Das Coronadil

Foto: Ellen Erdbeer

Es ist angeschlagen, das linke Auge fehlt, ein paar Schuppen sind irgendwann verloren gegangen. Vielleicht ein dysfunktionaler Nussknacker? Aus Messing. Ein Ding, dass wirklich keiner braucht. Gestrandet im Krimskramsladen der Vorstadt.

Von D. aus dem Trödelladen.

D. ist reich und meistens strahlt er Heiterkeit, Sorgenfreiheit aus. Drei Monate war sein Laden zu. Ich radele vorbei und sehe Licht. Rein, ein Verbündeter, denn die Zeiten sind natürlich hart für ihn und mich.

Es sei für ihn wie Weihnachten gewesen, die erste Öffnungswoche. Die Leute kaufen wie wild, sagt er fröhlich lächelnd.

Und wie es mir...?

Nicht so gut, depressiv, Auftragseinbruch, von 100 auf 0 und das für 5 Monate.

Jetzt läufts langsam wieder an. Tränen steigen mir in die Augen.

"Will dir was erzählen, letzte Woche Mittwoch...",

ich bin eigentlich noch gar nicht fertig mit meinem Leid.

D. unterbricht mich: "Nein hör mal, da kommt eine alte langjährige Kundin herein, über 80, noch sehr gut dabei, Hallo - begrüßen wir uns, frag sie, wie es geht, die Dame sagt, komme mich zu verabschieden."

"Wie verabschieden? Jetzt doch ins Altersheim?"

"Nein, ich mag nicht mehr, Essen macht mir keinen Spaß mehr, Vogelgesang erfreut mich nicht mehr, das Leben ist nicht mehr so toll. Hab mir die Pille aus der Schweiz kommen lassen, 9000 Euro, nächste Woche will ich sie bei mir zu Haus nehmen. Sag jetzt allen Bescheid, die mir wichtig sind."

"Nee, Frau Soundso, echt jetzt, wirklich?"

"Ja, ich mag nicht mehr."

Ich will D. unterbrechen, bin noch mit meinem erarbeiteten Schmerz beschäftigt,

"Nee hör mal weiter! Die ist dann vorgestern wieder gekommen und hat gesagt, morgen ist es so weit. Und Tschüss! Hat sie dann auch gemacht, im Kreis ihrer Familie, waren fast alle da und sie ist gegangen."

Er strahlt mich an.

Was für eine Geschichte - eben mal so zwischen Lampen, antikem Zeugs und wertvollen Möbeln.

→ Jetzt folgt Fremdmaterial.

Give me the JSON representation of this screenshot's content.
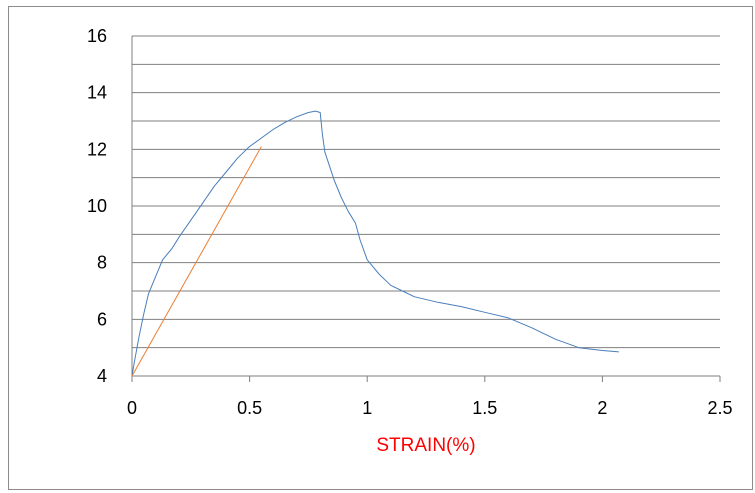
{
  "chart_data": {
    "type": "line",
    "xlabel": "STRAIN(%)",
    "ylabel": "",
    "title": "",
    "xlim": [
      0,
      2.5
    ],
    "ylim": [
      4,
      16
    ],
    "x_ticks": [
      "0",
      "0.5",
      "1",
      "1.5",
      "2",
      "2.5"
    ],
    "y_tick_labels": [
      "4",
      "6",
      "8",
      "10",
      "12",
      "14",
      "16"
    ],
    "y_gridlines": [
      4,
      5,
      6,
      7,
      8,
      9,
      10,
      11,
      12,
      13,
      14,
      15,
      16
    ],
    "grid": "horizontal",
    "legend": "none",
    "series": [
      {
        "color": "#4a7ebb",
        "points": [
          [
            0.0,
            4.0
          ],
          [
            0.01,
            4.5
          ],
          [
            0.03,
            5.4
          ],
          [
            0.05,
            6.2
          ],
          [
            0.07,
            6.9
          ],
          [
            0.1,
            7.5
          ],
          [
            0.13,
            8.1
          ],
          [
            0.17,
            8.5
          ],
          [
            0.2,
            8.9
          ],
          [
            0.25,
            9.5
          ],
          [
            0.3,
            10.1
          ],
          [
            0.35,
            10.7
          ],
          [
            0.4,
            11.2
          ],
          [
            0.45,
            11.7
          ],
          [
            0.5,
            12.1
          ],
          [
            0.55,
            12.4
          ],
          [
            0.6,
            12.7
          ],
          [
            0.65,
            12.95
          ],
          [
            0.7,
            13.15
          ],
          [
            0.75,
            13.3
          ],
          [
            0.78,
            13.35
          ],
          [
            0.8,
            13.3
          ],
          [
            0.81,
            12.5
          ],
          [
            0.82,
            11.9
          ],
          [
            0.84,
            11.4
          ],
          [
            0.86,
            10.9
          ],
          [
            0.89,
            10.3
          ],
          [
            0.92,
            9.8
          ],
          [
            0.95,
            9.4
          ],
          [
            0.97,
            8.8
          ],
          [
            1.0,
            8.1
          ],
          [
            1.05,
            7.6
          ],
          [
            1.1,
            7.2
          ],
          [
            1.15,
            7.0
          ],
          [
            1.2,
            6.8
          ],
          [
            1.3,
            6.6
          ],
          [
            1.4,
            6.45
          ],
          [
            1.5,
            6.25
          ],
          [
            1.6,
            6.05
          ],
          [
            1.7,
            5.7
          ],
          [
            1.8,
            5.3
          ],
          [
            1.9,
            5.0
          ],
          [
            2.0,
            4.9
          ],
          [
            2.07,
            4.85
          ]
        ]
      },
      {
        "color": "#ed7d31",
        "points": [
          [
            0.0,
            4.0
          ],
          [
            0.55,
            12.1
          ]
        ]
      }
    ]
  },
  "colors": {
    "xlabel": "#ff0000",
    "gridline": "#7f7f7f",
    "frame": "#8c8c8c"
  }
}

D. unterbricht sich jetzt, schaut in seinem Laden rum. "Weißt Du, ich will Dir gerne was mitgeben, irgendwas so weil - da, das geb ich Dir" und schenkt mir dieses Krokodil aus Messing mit Spuren eines daran wirkenden Lebens.

Der Schmuck geht langsam ab, die Perlen und Plättchen, der schöne Schein, aber Zähne zum Durchbeißen hat es.

Ist D. irre oder Engel? Was will D. mir sagen? Will er das überhaupt? Und was hat er mir gesagt?

 

Ich nehm das als Geschenk und mein Coronadil mit nach Hause.